No Menstruating In The Temples
On my first day wandering about Canggu I came across an unexpected sign.
“Attention: Do not enter this temple area when you are menstruating.”
I’d been to Bali before and visited some temples but never saw any signs like this. I wondered if the notion was unique to this one particular temple but sure enough when visiting a temple near my hotel in Ubud a few days later I was asked a personal question by a female member of the temple committee. She explained it was considered disrespectful to enter a temple whilst menstruating and after I informed her I was not she beckoned me in.
Neighbourly Nature Of Rice Fields
The famous rice fields of Bali are just as beautiful and serene as I was expecting but with so much of the land split into these little plots I couldn’t help but ask my guide one day who actually owns them.
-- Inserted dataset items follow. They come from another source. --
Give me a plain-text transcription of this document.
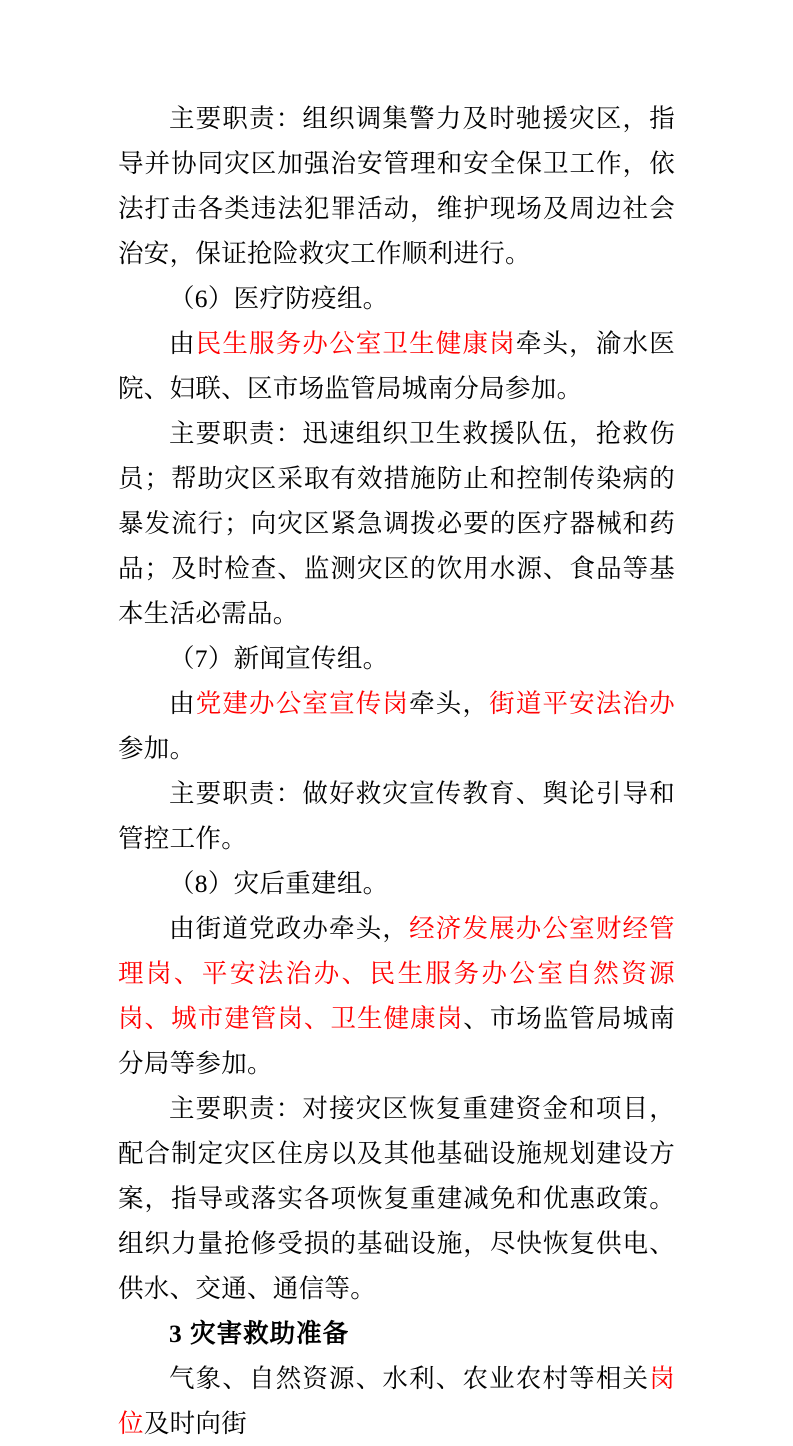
主要职责：组织调集警力及时驰援灾区，指导并协同灾区加强治安管理和安全保卫工作，依法打击各类违法犯罪活动，维护现场及周边社会治安，保证抢险救灾工作顺利进行。

（6）医疗防疫组。

由民生服务办公室卫生健康岗牵头，渝水医院、妇联、区市场监管局城南分局参加。

主要职责：迅速组织卫生救援队伍，抢救伤员；帮助灾区采取有效措施防止和控制传染病的暴发流行；向灾区紧急调拨必要的医疗器械和药品；及时检查、监测灾区的饮用水源、食品等基本生活必需品。

（7）新闻宣传组。

由党建办公室宣传岗牵头，街道平安法治办参加。

主要职责：做好救灾宣传教育、舆论引导和管控工作。

（8）灾后重建组。

由街道党政办牵头，经济发展办公室财经管理岗、平安法治办、民生服务办公室自然资源岗、城市建管岗、卫生健康岗、市场监管局城南分局等参加。

主要职责：对接灾区恢复重建资金和项目，配合制定灾区住房以及其他基础设施规划建设方案，指导或落实各项恢复重建减免和优惠政策。组织力量抢修受损的基础设施，尽快恢复供电、供水、交通、通信等。

3 灾害救助准备

气象、自然资源、水利、农业农村等相关岗位及时向街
He explained that the land is handed down through generations, each plot being split between the male family members, and that in each village the large fields we see may be owned by several different families.
Water is obviously crucial to the success of growing rice so each community has a system whereby the water flow is directed from the higher land to each field as and when needed.
However, my guide also went on to explain that if a landowner with ground higher than yours decides to build, say a hotel or villa, on his land you could be cut off from the water flow and lose your crops and livelihood entirely. The success of the rice farmers therefore depends heavily on the relationship with their neighbour.
Balinese New Year – A Day Of Silence
On 9th March 2016 the Balinese will celebrate Nyepi Day for the start of the new year. The Balinese jointly follow 2 calendars and Nyepi is the start of the Saka calendar, which is 78 years behind ours! Nyepi follows after a new moon and is celebrated in a very special way – everything is switched off. The Four Nyepi Prohibitions state that Balinese Hindus must practise no pleasure (amati lelangon), no traffic (amati lelungan), no fire (amati geni) and no work (amati karya). Essentially the whole island shuts down – the TV networks switch off, the roads are devoid of traffic, the people are to remain at home and even the airport is closed for 24 hours.
Visitors are expected to respect the local customs too and are not permitted to leave their hotels. The only people found on the streets are the traditional community watch patrols who enforce the rules of Nyepi. Most hotels will explain to their guests in advance about the tradition and put on quiet activities inside the resort to keep guests busy. Many tourists do leave Bali at this time though because of the restrictions. However, the days before and after Nyepi are filled with colourful parades and celebrations (including the intriguing Ogoh-Ogoh exorcism ceremony and parade the day before Nyepi), which make it a very special time to be a guest here.
I think it’s incredibly admirable in this age that a whole island can shut down for a day to uphold a religious tradition even if it’s not so good for tourism! I don’t think I’ve been anywhere that completely closes for 24 hours. Have you?
Will you be in Bali for Nyepi Day? Did you know about these Balinese customs?